I also felt lucky in another way. Um, I was rich.
Suddenly, for the first and only time in my life, I was rolling in it. I was on the other side. My $30,000 investment had quadrupled in value, and since I had an automatic sell order with Hambrecht & Quist I would be getting back a check for $120,000. Beyond that, the 8,333 shares I would vest in over the next four years (through some complex pre-pricing mechanisms that nobody understood, my 25,000 shares of $8 stock had two weeks earlier been “exchanged” for 8,333 shares of $24 stock) were now worth over $800,000. Toss in the value of the co-op in Forest Hills and I was a paper millionaire.
(Of course, there were a few problems with this formulation. I’d have to survive four years in the zoo known as iVillage.com to collect my 8,333 shares. And the share price would have to stay over $100 until 2003.)
(Looking back, I don’t know which of these two conjectures are more laughable.)
We watched the stock price rise, in our messy office, with the Flatiron Building looming through the windows across the street, up to $110 and then $120, before it started swooping down again, down all the way to the $70’s, then climbing back up. “Just like our servers,” one of the guys joked.
I got happy phone calls from several loved ones who were watching the market news. All three of the people I’d borrowed money from called: first Meg’s brother Steve, then my stepfather Gene, then my Dad. I realized as I spoke to them that I’d have to pay all of them back — my $120,000 suddenly slipped to $90,000.

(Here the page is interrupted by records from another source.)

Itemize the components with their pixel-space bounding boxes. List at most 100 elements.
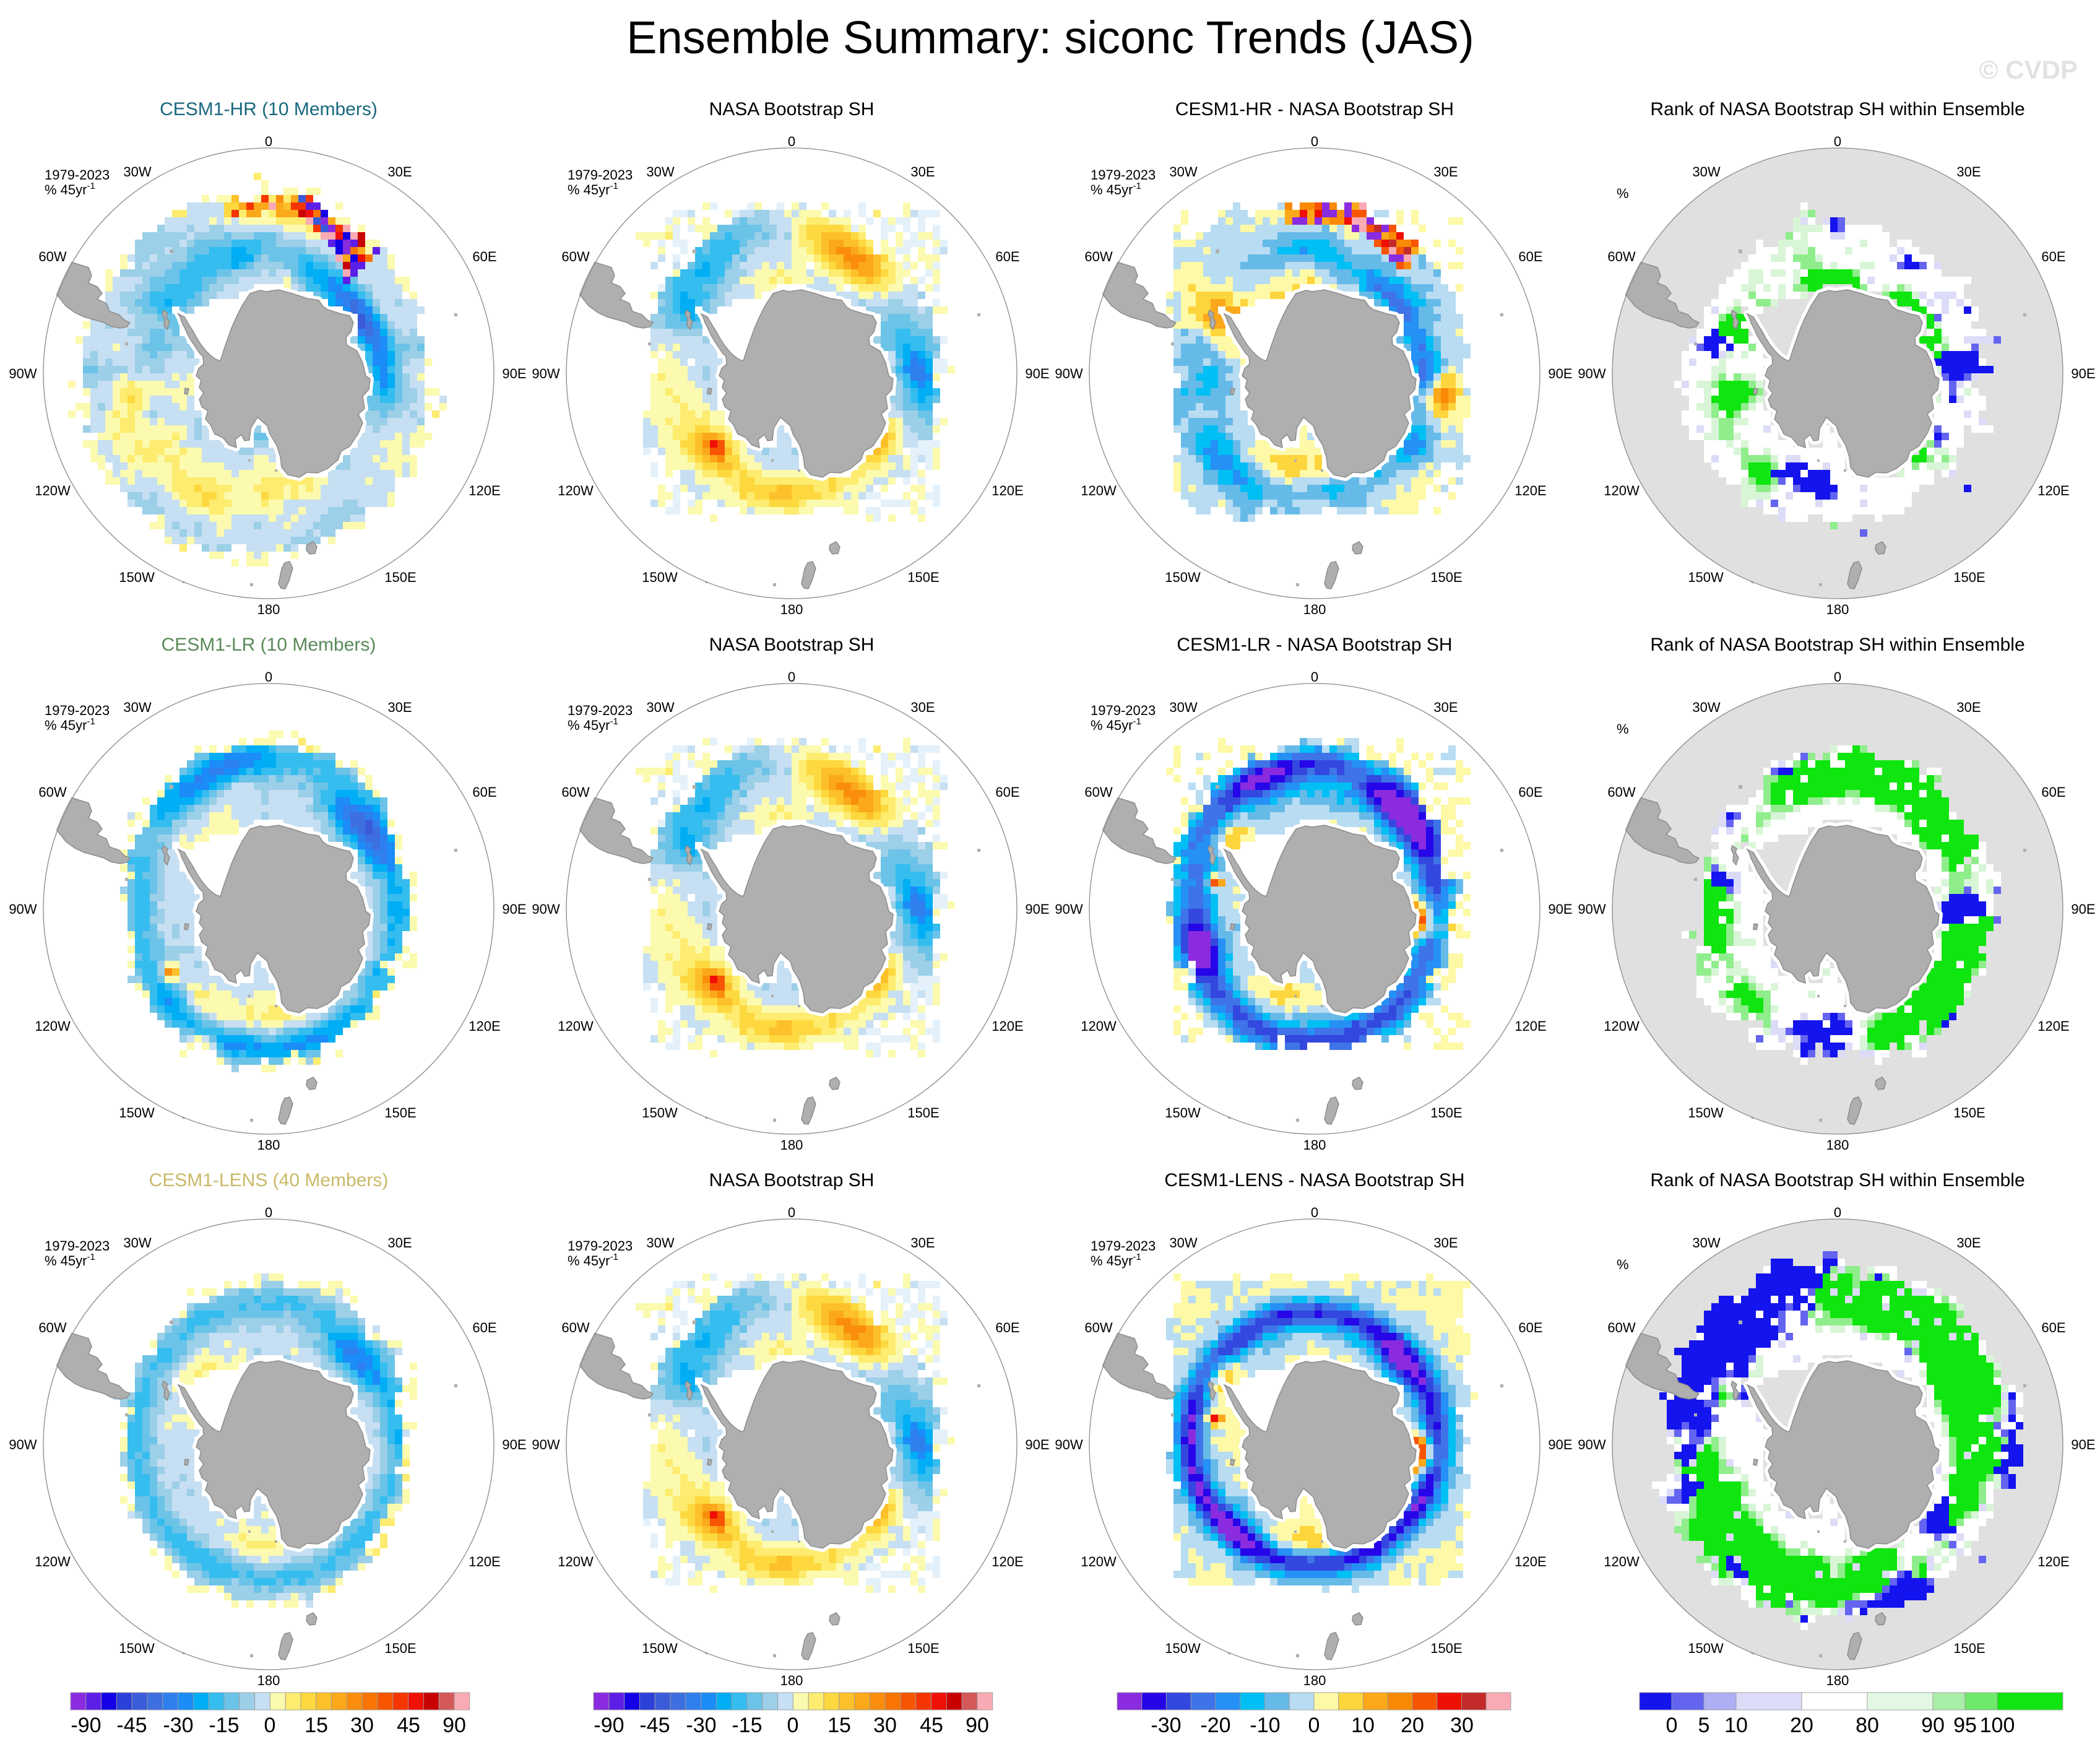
svg-text:1979-2023: 1979-2023: [568, 703, 633, 718]
svg-text:120E: 120E: [992, 1018, 1023, 1034]
svg-text:-45: -45: [116, 1714, 147, 1737]
svg-text:90E: 90E: [2071, 1437, 2095, 1452]
svg-text:CESM1-HR (10 Members): CESM1-HR (10 Members): [160, 99, 378, 119]
svg-text:% 45yr-1: % 45yr-1: [568, 716, 618, 733]
svg-text:1979-2023: 1979-2023: [1091, 703, 1156, 718]
svg-text:150E: 150E: [907, 570, 939, 585]
svg-text:90E: 90E: [2071, 366, 2095, 381]
svg-text:180: 180: [257, 1137, 280, 1153]
svg-text:90E: 90E: [1025, 901, 1049, 917]
svg-text:180: 180: [1826, 1673, 1849, 1688]
svg-text:30: 30: [873, 1714, 897, 1737]
svg-text:-30: -30: [686, 1714, 716, 1737]
svg-text:0: 0: [1308, 1714, 1320, 1737]
svg-text:% 45yr-1: % 45yr-1: [568, 181, 618, 197]
svg-text:150W: 150W: [119, 570, 155, 585]
svg-text:60W: 60W: [1607, 1320, 1635, 1335]
svg-text:0: 0: [788, 1205, 795, 1220]
svg-text:90E: 90E: [1025, 1437, 1049, 1452]
svg-text:-45: -45: [639, 1714, 670, 1737]
svg-text:90E: 90E: [502, 901, 526, 917]
svg-text:60W: 60W: [1084, 249, 1112, 264]
svg-text:180: 180: [1303, 1673, 1326, 1688]
svg-text:30E: 30E: [1433, 164, 1458, 180]
svg-text:CESM1-HR - NASA Bootstrap SH: CESM1-HR - NASA Bootstrap SH: [1175, 99, 1454, 119]
svg-text:Ensemble Summary: siconc Trend: Ensemble Summary: siconc Trends (JAS): [626, 12, 1474, 63]
svg-text:%: %: [1617, 186, 1629, 201]
svg-text:60E: 60E: [472, 1320, 496, 1335]
svg-text:90: 90: [443, 1714, 466, 1737]
svg-text:180: 180: [1826, 1137, 1849, 1153]
svg-text:0: 0: [265, 1205, 272, 1220]
svg-text:180: 180: [257, 1673, 280, 1688]
svg-text:0: 0: [1834, 134, 1841, 149]
svg-text:150E: 150E: [384, 570, 416, 585]
svg-text:30W: 30W: [123, 1235, 151, 1251]
svg-text:Rank of NASA Bootstrap SH with: Rank of NASA Bootstrap SH within Ensembl…: [1650, 99, 2024, 119]
svg-text:30: 30: [1450, 1714, 1474, 1737]
svg-text:90E: 90E: [1548, 1437, 1572, 1452]
svg-text:30W: 30W: [1692, 164, 1720, 180]
svg-text:30W: 30W: [646, 1235, 674, 1251]
svg-text:60W: 60W: [38, 784, 66, 800]
svg-text:30E: 30E: [1956, 1235, 1981, 1251]
svg-text:60W: 60W: [38, 249, 66, 264]
svg-text:90E: 90E: [2071, 901, 2095, 917]
svg-text:0: 0: [1311, 669, 1318, 685]
svg-text:20: 20: [1790, 1714, 1813, 1737]
svg-text:-10: -10: [1250, 1714, 1280, 1737]
svg-text:90E: 90E: [1548, 901, 1572, 917]
svg-text:90W: 90W: [1578, 901, 1605, 917]
svg-text:% 45yr-1: % 45yr-1: [45, 1252, 95, 1268]
svg-text:150W: 150W: [642, 570, 678, 585]
svg-text:Rank of NASA Bootstrap SH with: Rank of NASA Bootstrap SH within Ensembl…: [1650, 1170, 2024, 1190]
svg-text:60W: 60W: [38, 1320, 66, 1335]
svg-text:-20: -20: [1200, 1714, 1230, 1737]
svg-text:% 45yr-1: % 45yr-1: [1091, 181, 1141, 197]
svg-text:60E: 60E: [2041, 249, 2065, 264]
svg-text:30E: 30E: [387, 700, 412, 715]
svg-text:30W: 30W: [1169, 164, 1197, 180]
svg-text:30W: 30W: [1692, 700, 1720, 715]
svg-text:90E: 90E: [1548, 366, 1572, 381]
svg-text:150E: 150E: [1430, 1641, 1462, 1656]
svg-text:180: 180: [780, 602, 803, 617]
svg-text:120E: 120E: [2037, 1554, 2069, 1569]
svg-text:30E: 30E: [387, 1235, 412, 1251]
svg-text:150W: 150W: [119, 1105, 155, 1121]
svg-text:15: 15: [305, 1714, 328, 1737]
svg-text:150E: 150E: [1430, 1105, 1462, 1121]
svg-text:150E: 150E: [1430, 570, 1462, 585]
svg-text:-15: -15: [732, 1714, 762, 1737]
svg-text:-90: -90: [594, 1714, 624, 1737]
svg-text:30E: 30E: [387, 164, 412, 180]
svg-text:150W: 150W: [642, 1641, 678, 1656]
svg-text:0: 0: [788, 134, 795, 149]
svg-text:90W: 90W: [1578, 1437, 1605, 1452]
svg-text:30W: 30W: [646, 164, 674, 180]
svg-text:150E: 150E: [907, 1105, 939, 1121]
svg-text:0: 0: [787, 1714, 799, 1737]
svg-text:NASA Bootstrap SH: NASA Bootstrap SH: [709, 1170, 875, 1190]
svg-text:30E: 30E: [1956, 164, 1981, 180]
svg-text:180: 180: [780, 1673, 803, 1688]
svg-text:120W: 120W: [35, 483, 71, 498]
svg-text:% 45yr-1: % 45yr-1: [568, 1252, 618, 1268]
svg-text:30W: 30W: [1169, 1235, 1197, 1251]
svg-text:NASA Bootstrap SH: NASA Bootstrap SH: [709, 635, 875, 655]
svg-text:CESM1-LENS - NASA Bootstrap SH: CESM1-LENS - NASA Bootstrap SH: [1164, 1170, 1464, 1190]
svg-text:120W: 120W: [1081, 1554, 1117, 1569]
svg-text:60E: 60E: [1518, 249, 1542, 264]
svg-text:120E: 120E: [469, 483, 500, 498]
svg-text:1979-2023: 1979-2023: [1091, 1238, 1156, 1254]
svg-text:90W: 90W: [532, 901, 560, 917]
svg-text:90E: 90E: [502, 1437, 526, 1452]
svg-text:120E: 120E: [992, 483, 1023, 498]
svg-text:15: 15: [827, 1714, 851, 1737]
svg-text:CESM1-LENS (40 Members): CESM1-LENS (40 Members): [149, 1170, 389, 1190]
svg-text:150W: 150W: [1165, 1641, 1201, 1656]
svg-text:60E: 60E: [995, 249, 1019, 264]
svg-text:180: 180: [780, 1137, 803, 1153]
svg-text:120E: 120E: [992, 1554, 1023, 1569]
svg-text:1979-2023: 1979-2023: [45, 703, 110, 718]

Friends from other companies called, just to shoot the shit, including several who’d been through their own IPOs at NetGravity or Yahoo or Amazon; we always watched each other’s IPOs, and talked about them the way we talked about our Sunday football pool bets. Today it was like I’d just won the Super Bowl pool.
The Friday night of the IPO was the night the parties began, and then they continued through the next week. I remember bleary nightclubs called Volcano and Beauty Bar and BMW Cafe. I remember a big company party where Candice Carpenter brought her two young daughters and pogo’d with them to the loud music on the dance floors. I remember getting pretty drunk and having a lot of great conversations about object-oriented programming and stock portfolios and the true meaning of online community.
I remember a late-night karaoke dive where an impossibly tall red-haired woman sang Pat Benatar’s “Shadows of the Night” as some kind of tribute to iVillage’s feminist culture, and even though I was a double outsider on account of being a guy and also having only worked for the company for two months, I totally related to the message.
And I remember the whole male-heavy tech team being forced to get out on the dance floor to celebrate with “We Are Family” by Sister Sledge on one of the parties that went on too late, where we all got too drunk, and I don’t even remember which night that was.